BERITA TERKINI
Selat Hormuz: Jalur Pelayaran Kunci Dunia yang Sarat Sejarah dan Ketegangan Geopolitik

Selat Hormuz: Jalur Pelayaran Kunci Dunia yang Sarat Sejarah dan Ketegangan Geopolitik

Selat Hormuz dikenal sebagai salah satu jalur pelayaran maritim paling krusial di dunia. Selat sepanjang sekitar 96 kilometer ini menghubungkan Teluk Persia dengan Teluk Oman, sekaligus menjadi jalur distribusi sekitar 20 persen pasokan minyak global.

Peran Selat Hormuz dalam perdagangan internasional telah terbentuk sejak berabad-abad lalu. Nama “Hormuz” diyakini berasal dari kerajaan kecil yang berkuasa di wilayah tersebut pada abad ke-13 hingga ke-16, atau dari nama dewa Persia Tengah, Ahura Mazda. Pada masa itu, kawasan Selat Hormuz menjadi jalur utama perdagangan rempah-rempah, sutra, hingga logam mulia yang menghubungkan Asia dan Eropa.

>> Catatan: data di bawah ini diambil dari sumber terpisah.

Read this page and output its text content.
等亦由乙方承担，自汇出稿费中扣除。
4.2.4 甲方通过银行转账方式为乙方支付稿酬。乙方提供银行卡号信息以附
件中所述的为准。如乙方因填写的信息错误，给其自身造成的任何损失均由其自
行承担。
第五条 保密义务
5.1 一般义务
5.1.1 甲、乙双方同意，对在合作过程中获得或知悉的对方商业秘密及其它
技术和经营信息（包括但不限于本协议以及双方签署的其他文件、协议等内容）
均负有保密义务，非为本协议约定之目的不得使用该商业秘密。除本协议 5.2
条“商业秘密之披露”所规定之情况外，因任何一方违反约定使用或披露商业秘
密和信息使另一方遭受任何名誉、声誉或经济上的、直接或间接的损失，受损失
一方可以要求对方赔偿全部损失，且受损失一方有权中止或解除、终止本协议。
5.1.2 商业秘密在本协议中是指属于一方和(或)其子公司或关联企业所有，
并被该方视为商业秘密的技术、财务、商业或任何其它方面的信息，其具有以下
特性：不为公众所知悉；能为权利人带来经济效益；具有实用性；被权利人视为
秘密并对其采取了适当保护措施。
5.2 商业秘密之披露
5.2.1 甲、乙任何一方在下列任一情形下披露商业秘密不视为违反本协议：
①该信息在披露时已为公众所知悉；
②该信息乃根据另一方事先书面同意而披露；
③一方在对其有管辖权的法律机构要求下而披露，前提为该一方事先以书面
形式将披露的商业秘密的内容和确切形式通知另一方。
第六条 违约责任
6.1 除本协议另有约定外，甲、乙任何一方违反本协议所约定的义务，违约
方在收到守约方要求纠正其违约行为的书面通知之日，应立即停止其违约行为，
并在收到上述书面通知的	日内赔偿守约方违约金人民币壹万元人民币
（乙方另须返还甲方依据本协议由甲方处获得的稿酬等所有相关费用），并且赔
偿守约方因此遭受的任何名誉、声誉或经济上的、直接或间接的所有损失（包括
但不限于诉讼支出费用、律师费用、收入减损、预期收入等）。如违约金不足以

Memasuki abad ke-16, wilayah strategis ini mulai diperebutkan kekuatan kolonial. Kekaisaran Portugis menguasai Selat Hormuz pada 1515 dengan tujuan mengendalikan arus perdagangan di Teluk Persia. Namun, dominasi tersebut tidak bertahan lama setelah adanya intervensi kekuatan Eropa lain seperti Inggris dan Belanda pada abad ke-17.

Pada abad ke-20, peran Selat Hormuz berubah signifikan seiring ditemukannya cadangan minyak besar di kawasan Teluk. Sejak itu, selat ini menjadi jalur vital distribusi energi dunia dan berpengaruh terhadap stabilitas pasokan global.

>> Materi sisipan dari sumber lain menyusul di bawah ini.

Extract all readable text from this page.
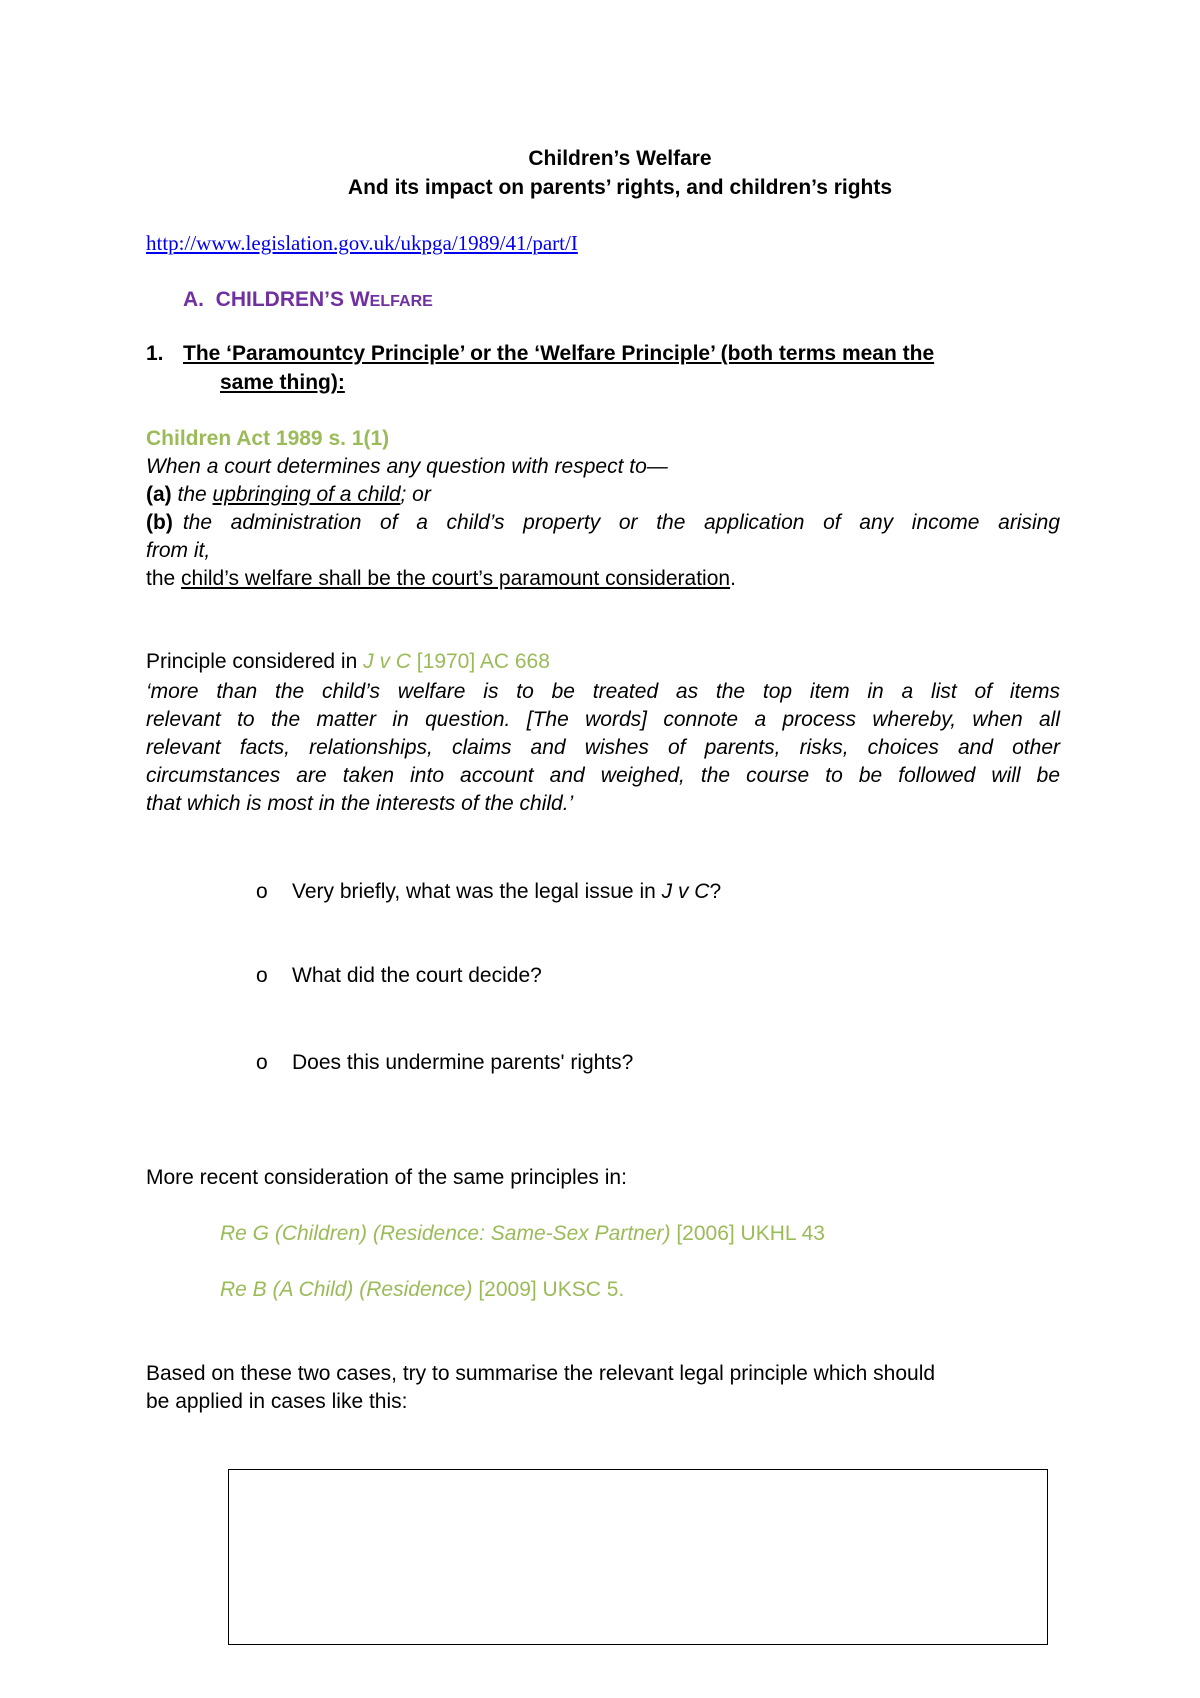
Children’s Welfare
And its impact on parents’ rights, and children’s rights
http://www.legislation.gov.uk/ukpga/1989/41/part/I
A. CHILDREN’S WELFARE
1. The ‘Paramountcy Principle’ or the ‘Welfare Principle’ (both terms mean the
same thing):
Children Act 1989 s. 1(1)
When a court determines any question with respect to—
(a) the upbringing of a child; or
(b) the administration of a child’s property or the application of any income arising
from it,
the child’s welfare shall be the court’s paramount consideration.
Principle considered in J v C [1970] AC 668
‘more than the child’s welfare is to be treated as the top item in a list of items
relevant to the matter in question. [The words] connote a process whereby, when all
relevant facts, relationships, claims and wishes of parents, risks, choices and other
circumstances are taken into account and weighed, the course to be followed will be
that which is most in the interests of the child.’
o Very briefly, what was the legal issue in J v C?
o What did the court decide?
o Does this undermine parents' rights?
More recent consideration of the same principles in:
Re G (Children) (Residence: Same-Sex Partner) [2006] UKHL 43
Re B (A Child) (Residence) [2009] UKSC 5.
Based on these two cases, try to summarise the relevant legal principle which should
be applied in cases like this:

Dalam konteks modern, Selat Hormuz kerap menjadi titik panas konflik geopolitik. Salah satu periode paling menegangkan terjadi saat Perang Iran-Irak, terutama dalam fase yang dikenal sebagai “Perang Tanker”, ketika kapal-kapal minyak menjadi sasaran serangan.

Saat ini, pengawasan Selat Hormuz berada di bawah dua negara, yakni Iran dan Oman. Meski demikian, perairan ini merupakan jalur internasional yang dapat dilalui kapal-kapal dari berbagai negara.

Ketegangan masih kerap muncul, terutama terkait ancaman dari Iran untuk menutup selat tersebut dalam situasi konflik. Kondisi ini membuat Selat Hormuz dipandang sebagai salah satu titik risiko tertinggi bagi stabilitas pasokan energi global.

Dari sisi geografis, lebar Selat Hormuz berkisar antara 39 hingga 96 kilometer. Namun, jalur pelayaran yang aman hanya sekitar 3,2 kilometer untuk masing-masing arah. Keterbatasan ini menjadikan selat tersebut rentan terhadap gangguan, baik dari sisi keamanan maupun dinamika geopolitik.

Situasi tersebut memicu kekhawatiran global terhadap potensi terganggunya pasokan energi dunia. Sejumlah negara meningkatkan kewaspadaan dan mengerahkan armada untuk memastikan keamanan jalur distribusi minyak. Ketidakpastian ini turut memicu fluktuasi harga minyak dunia serta meningkatkan risiko krisis energi dan tekanan ekonomi global.